A total of 7,769 samples were tested by ELISA (). Of these samples, 26 specimens in 23 sites were found to be positive (data not shown).
Flow chart showing processing of samples.
For PCR confirmation of ELISA-positive specimens we developed a Taqman real-time PCR assay to improve specificity. Using previously collected samples (not from the DRC DHS set), this PCR assay was positive in 33% (10/31) of the subjects with known microscopy-confirmed HAT in peripheral blood samples and none of the uninfected patients (0/17). Thus, this assay had low sensitivity but very high specificity.
All 26 ELISA-positive samples were tested by both trypanolysis and PCR (). Two subjects were positive by trypanolysis with 100% lysis on both LiTat 1.3 and LiTat 1.5 VAT. One of these trypanolysis-positive specimens was also positive by PCR. In addition, one trypanolysis-negative subject was positive by PCR, suggesting a recent infection that had not yet elicited anti-trypanosomal antibodies.
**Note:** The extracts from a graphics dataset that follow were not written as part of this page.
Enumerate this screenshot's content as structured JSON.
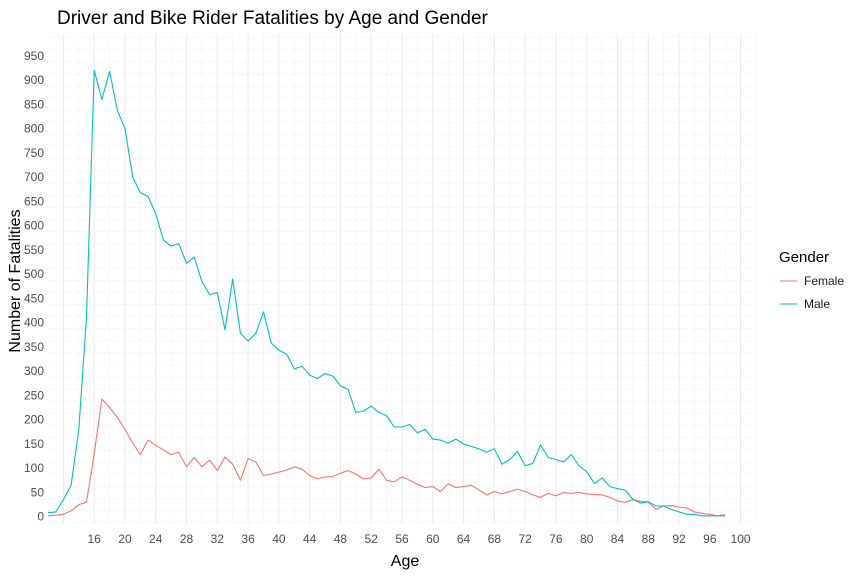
{
  "chart_data": {
    "type": "line",
    "title": "Driver and Bike Rider Fatalities by Age and Gender",
    "xlabel": "Age",
    "ylabel": "Number of Fatalities",
    "xlim": [
      10,
      102
    ],
    "ylim": [
      -15,
      995
    ],
    "x_ticks": [
      "16",
      "20",
      "24",
      "28",
      "32",
      "36",
      "40",
      "44",
      "48",
      "52",
      "56",
      "60",
      "64",
      "68",
      "72",
      "76",
      "80",
      "84",
      "88",
      "92",
      "96",
      "100"
    ],
    "y_ticks": [
      "0",
      "50",
      "100",
      "150",
      "200",
      "250",
      "300",
      "350",
      "400",
      "450",
      "500",
      "550",
      "600",
      "650",
      "700",
      "750",
      "800",
      "850",
      "900",
      "950"
    ],
    "grid": true,
    "legend": {
      "title": "Gender",
      "position": "right",
      "entries": [
        "Female",
        "Male"
      ]
    },
    "series": [
      {
        "name": "Female",
        "color": "#F8766D",
        "x": [
          10,
          11,
          12,
          13,
          14,
          15,
          16,
          17,
          18,
          19,
          20,
          21,
          22,
          23,
          24,
          25,
          26,
          27,
          28,
          29,
          30,
          31,
          32,
          33,
          34,
          35,
          36,
          37,
          38,
          39,
          40,
          41,
          42,
          43,
          44,
          45,
          46,
          47,
          48,
          49,
          50,
          51,
          52,
          53,
          54,
          55,
          56,
          57,
          58,
          59,
          60,
          61,
          62,
          63,
          64,
          65,
          66,
          67,
          68,
          69,
          70,
          71,
          72,
          73,
          74,
          75,
          76,
          77,
          78,
          79,
          80,
          81,
          82,
          83,
          84,
          85,
          86,
          87,
          88,
          89,
          90,
          91,
          92,
          93,
          94,
          95,
          96,
          97,
          98
        ],
        "values": [
          2,
          3,
          5,
          12,
          25,
          30,
          130,
          243,
          225,
          205,
          180,
          152,
          128,
          158,
          147,
          138,
          128,
          133,
          103,
          122,
          103,
          117,
          95,
          123,
          108,
          75,
          120,
          113,
          85,
          88,
          92,
          96,
          103,
          98,
          85,
          78,
          82,
          83,
          90,
          95,
          88,
          78,
          80,
          98,
          75,
          72,
          82,
          75,
          67,
          60,
          62,
          52,
          68,
          60,
          62,
          65,
          55,
          45,
          52,
          47,
          52,
          57,
          52,
          45,
          40,
          48,
          43,
          50,
          48,
          50,
          47,
          46,
          45,
          40,
          32,
          30,
          35,
          32,
          30,
          15,
          22,
          23,
          20,
          18,
          10,
          7,
          5,
          2,
          4
        ]
      },
      {
        "name": "Male",
        "color": "#00BFC4",
        "x": [
          10,
          11,
          12,
          13,
          14,
          15,
          16,
          17,
          18,
          19,
          20,
          21,
          22,
          23,
          24,
          25,
          26,
          27,
          28,
          29,
          30,
          31,
          32,
          33,
          34,
          35,
          36,
          37,
          38,
          39,
          40,
          41,
          42,
          43,
          44,
          45,
          46,
          47,
          48,
          49,
          50,
          51,
          52,
          53,
          54,
          55,
          56,
          57,
          58,
          59,
          60,
          61,
          62,
          63,
          64,
          65,
          66,
          67,
          68,
          69,
          70,
          71,
          72,
          73,
          74,
          75,
          76,
          77,
          78,
          79,
          80,
          81,
          82,
          83,
          84,
          85,
          86,
          87,
          88,
          89,
          90,
          91,
          92,
          93,
          94,
          95,
          96,
          97,
          98
        ],
        "values": [
          8,
          10,
          35,
          65,
          180,
          410,
          920,
          860,
          918,
          838,
          800,
          700,
          668,
          660,
          625,
          570,
          558,
          563,
          522,
          535,
          485,
          458,
          462,
          385,
          490,
          378,
          362,
          378,
          422,
          358,
          343,
          335,
          305,
          310,
          292,
          285,
          295,
          290,
          270,
          262,
          215,
          218,
          228,
          215,
          208,
          185,
          185,
          190,
          173,
          180,
          160,
          158,
          152,
          160,
          150,
          145,
          140,
          133,
          140,
          108,
          118,
          135,
          105,
          110,
          148,
          122,
          118,
          113,
          128,
          105,
          93,
          68,
          80,
          62,
          58,
          55,
          36,
          28,
          31,
          22,
          22,
          15,
          10,
          5,
          5,
          2,
          2,
          2,
          2
        ]
      }
    ]
  }
}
The other 23 ELISA positive samples which were negative by PCR and trypanolysis are likely to be false positives. This false positive rate (23/7766) translates to a very high ELISA test specificity (99.7% with 95% CI: 99.5–99.9). However, given the low prevalence of the disease, the ELISA's positive predictive value is only 11.5% (95% CI: 4.0–28.9).
All 3 trypanolysis and/or PCR-positive subjects were male and were HIV-seronegative. Two were co-infected with P. falciparum 
. These 3 cases were found in two sites, both of which are in known endemic regions ().
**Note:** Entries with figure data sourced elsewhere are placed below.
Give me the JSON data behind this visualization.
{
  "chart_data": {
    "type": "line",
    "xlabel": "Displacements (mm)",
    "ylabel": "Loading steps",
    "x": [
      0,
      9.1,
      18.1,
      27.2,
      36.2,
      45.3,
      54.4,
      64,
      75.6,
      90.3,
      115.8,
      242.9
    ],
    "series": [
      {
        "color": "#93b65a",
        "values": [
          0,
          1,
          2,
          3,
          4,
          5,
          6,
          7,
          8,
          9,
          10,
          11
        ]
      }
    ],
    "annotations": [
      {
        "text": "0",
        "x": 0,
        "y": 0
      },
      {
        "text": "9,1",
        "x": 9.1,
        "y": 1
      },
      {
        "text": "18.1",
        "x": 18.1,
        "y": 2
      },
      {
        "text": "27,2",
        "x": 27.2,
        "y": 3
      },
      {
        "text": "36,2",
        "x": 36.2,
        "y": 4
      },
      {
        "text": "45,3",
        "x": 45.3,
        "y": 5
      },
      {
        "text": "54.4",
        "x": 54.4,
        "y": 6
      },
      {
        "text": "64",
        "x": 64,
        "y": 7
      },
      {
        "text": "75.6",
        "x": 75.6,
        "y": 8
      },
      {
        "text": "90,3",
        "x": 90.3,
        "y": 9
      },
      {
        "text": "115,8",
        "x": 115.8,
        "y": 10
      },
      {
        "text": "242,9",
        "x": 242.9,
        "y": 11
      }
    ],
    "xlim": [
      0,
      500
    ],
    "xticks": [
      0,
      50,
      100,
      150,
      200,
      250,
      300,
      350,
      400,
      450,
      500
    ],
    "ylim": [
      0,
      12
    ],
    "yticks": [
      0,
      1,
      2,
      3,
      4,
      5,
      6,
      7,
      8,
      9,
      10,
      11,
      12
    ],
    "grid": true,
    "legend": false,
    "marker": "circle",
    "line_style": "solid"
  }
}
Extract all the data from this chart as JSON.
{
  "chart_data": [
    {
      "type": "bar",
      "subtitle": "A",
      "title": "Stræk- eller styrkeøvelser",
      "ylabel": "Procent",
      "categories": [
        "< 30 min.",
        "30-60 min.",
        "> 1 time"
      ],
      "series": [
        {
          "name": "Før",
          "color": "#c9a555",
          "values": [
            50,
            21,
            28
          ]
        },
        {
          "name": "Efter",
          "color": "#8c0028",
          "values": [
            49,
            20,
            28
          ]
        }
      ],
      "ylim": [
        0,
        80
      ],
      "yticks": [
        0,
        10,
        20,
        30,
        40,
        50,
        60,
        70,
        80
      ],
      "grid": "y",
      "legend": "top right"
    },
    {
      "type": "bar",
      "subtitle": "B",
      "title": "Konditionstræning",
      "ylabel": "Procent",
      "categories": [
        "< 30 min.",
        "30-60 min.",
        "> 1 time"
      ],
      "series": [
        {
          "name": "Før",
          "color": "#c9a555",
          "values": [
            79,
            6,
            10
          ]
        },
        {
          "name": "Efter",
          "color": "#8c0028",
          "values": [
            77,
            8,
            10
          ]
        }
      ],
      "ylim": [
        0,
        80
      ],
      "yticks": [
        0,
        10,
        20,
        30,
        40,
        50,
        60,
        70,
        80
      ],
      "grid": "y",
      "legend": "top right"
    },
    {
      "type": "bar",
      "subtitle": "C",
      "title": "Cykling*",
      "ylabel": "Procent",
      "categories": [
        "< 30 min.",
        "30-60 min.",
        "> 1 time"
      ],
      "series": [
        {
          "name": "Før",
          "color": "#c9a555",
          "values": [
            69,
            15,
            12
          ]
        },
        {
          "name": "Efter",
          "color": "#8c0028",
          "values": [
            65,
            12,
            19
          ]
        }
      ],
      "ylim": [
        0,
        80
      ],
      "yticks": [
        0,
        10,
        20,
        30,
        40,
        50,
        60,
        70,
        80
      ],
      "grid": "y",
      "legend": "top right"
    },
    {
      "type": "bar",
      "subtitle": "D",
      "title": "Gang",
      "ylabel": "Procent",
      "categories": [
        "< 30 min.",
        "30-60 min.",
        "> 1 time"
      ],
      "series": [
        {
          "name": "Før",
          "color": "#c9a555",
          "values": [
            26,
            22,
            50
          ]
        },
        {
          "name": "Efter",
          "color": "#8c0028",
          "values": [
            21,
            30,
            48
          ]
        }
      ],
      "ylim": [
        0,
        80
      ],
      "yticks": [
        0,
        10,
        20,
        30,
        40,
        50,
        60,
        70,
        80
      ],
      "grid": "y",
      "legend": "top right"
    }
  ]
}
The overall prevalence of HAT in the DRC was calculated using standard sampling weights and found to be 29.7 cases/100,000 persons. Assuming a total population of 62.6 million, this leads to an estimated 18,592 people with HAT (95% confidence interval, 4,883–32,302) in the DRC in 2007.
In 2007, the National Trypanosomiasis Control Program reported 8,162 cases of HAT. Our results suggest that 56% of actual HAT cases were not detected and therefore not reported 
. This is very close to estimates of underreporting used by the WHO (65–75%) 
The estimates obtained here are subject to several limitations. First, none of the tests are completely sensitive, so cases of HAT infection could have been missed. Second, HAT is a highly clustered disease, and it is possible that specific small geographic regions with high HAT prevalences were not accurately sampled. Both limitations would have led to understimates of the prevalence of the disease. Nevertheless, our results provide the first nationally representative population-based data on the prevalence of this disease and confirm WHO estimates for under-reporting. This study also confirm that population-based surveys are useful in determining the burden of infectious diseases.